Based on the surface of Mars today, a likely location for this water would be in the Northern Plains, considered a good candidate because of the low-lying ground. An ancient ocean there would have covered 19 percent of the planet’s surface. By comparison, the Atlantic Ocean occupies 17 percent of Earth’s surface.
“With Mars losing that much water, the planet was very likely wet for a longer period of time than was previously thought, suggesting it might have been habitable for longer,” said Michael Mumma, a senior scientist at Goddard and the second author on the paper.

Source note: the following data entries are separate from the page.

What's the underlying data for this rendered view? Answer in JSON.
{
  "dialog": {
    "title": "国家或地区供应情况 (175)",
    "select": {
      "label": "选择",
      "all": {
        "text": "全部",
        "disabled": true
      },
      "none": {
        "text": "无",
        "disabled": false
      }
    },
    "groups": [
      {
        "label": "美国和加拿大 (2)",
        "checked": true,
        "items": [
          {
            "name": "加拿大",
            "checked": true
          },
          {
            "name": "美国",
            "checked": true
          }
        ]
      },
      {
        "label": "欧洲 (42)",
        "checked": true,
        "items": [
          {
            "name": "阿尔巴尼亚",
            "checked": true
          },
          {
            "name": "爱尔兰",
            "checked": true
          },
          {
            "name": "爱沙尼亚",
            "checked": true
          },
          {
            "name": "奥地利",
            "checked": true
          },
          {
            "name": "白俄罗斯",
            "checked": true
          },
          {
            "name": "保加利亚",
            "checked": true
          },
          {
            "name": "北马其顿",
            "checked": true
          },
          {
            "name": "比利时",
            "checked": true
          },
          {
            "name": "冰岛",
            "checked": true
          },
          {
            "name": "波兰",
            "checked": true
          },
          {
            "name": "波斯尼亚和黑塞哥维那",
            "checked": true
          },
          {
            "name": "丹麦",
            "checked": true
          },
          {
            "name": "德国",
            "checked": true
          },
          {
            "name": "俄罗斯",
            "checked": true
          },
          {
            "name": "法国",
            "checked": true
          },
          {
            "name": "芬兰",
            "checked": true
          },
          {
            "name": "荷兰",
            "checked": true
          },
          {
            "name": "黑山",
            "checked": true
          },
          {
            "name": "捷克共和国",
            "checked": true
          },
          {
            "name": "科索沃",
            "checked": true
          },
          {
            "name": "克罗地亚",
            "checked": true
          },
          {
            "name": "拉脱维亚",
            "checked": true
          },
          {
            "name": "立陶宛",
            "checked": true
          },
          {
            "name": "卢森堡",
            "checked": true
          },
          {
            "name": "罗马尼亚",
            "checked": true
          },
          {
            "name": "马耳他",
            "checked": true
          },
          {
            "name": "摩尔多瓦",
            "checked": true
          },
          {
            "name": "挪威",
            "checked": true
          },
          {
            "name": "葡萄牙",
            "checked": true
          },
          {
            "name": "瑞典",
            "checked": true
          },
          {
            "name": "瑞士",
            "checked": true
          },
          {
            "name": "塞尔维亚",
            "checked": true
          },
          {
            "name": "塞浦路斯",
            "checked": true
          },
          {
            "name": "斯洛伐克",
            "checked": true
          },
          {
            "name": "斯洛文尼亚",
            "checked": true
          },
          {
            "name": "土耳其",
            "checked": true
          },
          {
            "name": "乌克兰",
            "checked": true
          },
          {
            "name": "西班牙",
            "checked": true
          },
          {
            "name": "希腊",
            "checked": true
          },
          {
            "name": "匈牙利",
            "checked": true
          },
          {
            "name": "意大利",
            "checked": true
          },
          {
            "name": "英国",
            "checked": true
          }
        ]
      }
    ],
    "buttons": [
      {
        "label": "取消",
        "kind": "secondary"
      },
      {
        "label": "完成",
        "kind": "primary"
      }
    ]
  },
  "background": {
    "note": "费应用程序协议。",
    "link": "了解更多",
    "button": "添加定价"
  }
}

NASA is studying Mars with a host of spacecraft and rovers under the agency’s Mars Exploration Program, including the Opportunity and Curiosity rovers, Odyssey and Mars Reconnaissance Orbiter spacecraft, and the MAVEN orbiter, which arrived at the Red Planet in September 2014 to study the planet’s upper atmosphere.
In 2016, a Mars lander mission called InSight will launch to take a first look into the deep interior of Mars. The agency also is participating in ESA’s (European Space Agency) 2016 and 2018 ExoMars missions, including providing telecommunication radios to ESA’s 2016 orbiter and a critical element of the astrobiology instrument on the 2018 ExoMars rover. NASA’s next rover, heading to Mars in 2020, will carry instruments to conduct unprecedented science and exploration technology investigations on the Red Planet.
NASA’s Mars Exploration Program seeks to characterize and understand Mars as a dynamic system, including its present and past environment, climate cycles, geology and biological potential. In parallel, NASA is developing the human spaceflight capabilities needed for future round-trip missions to Mars in the 2030s.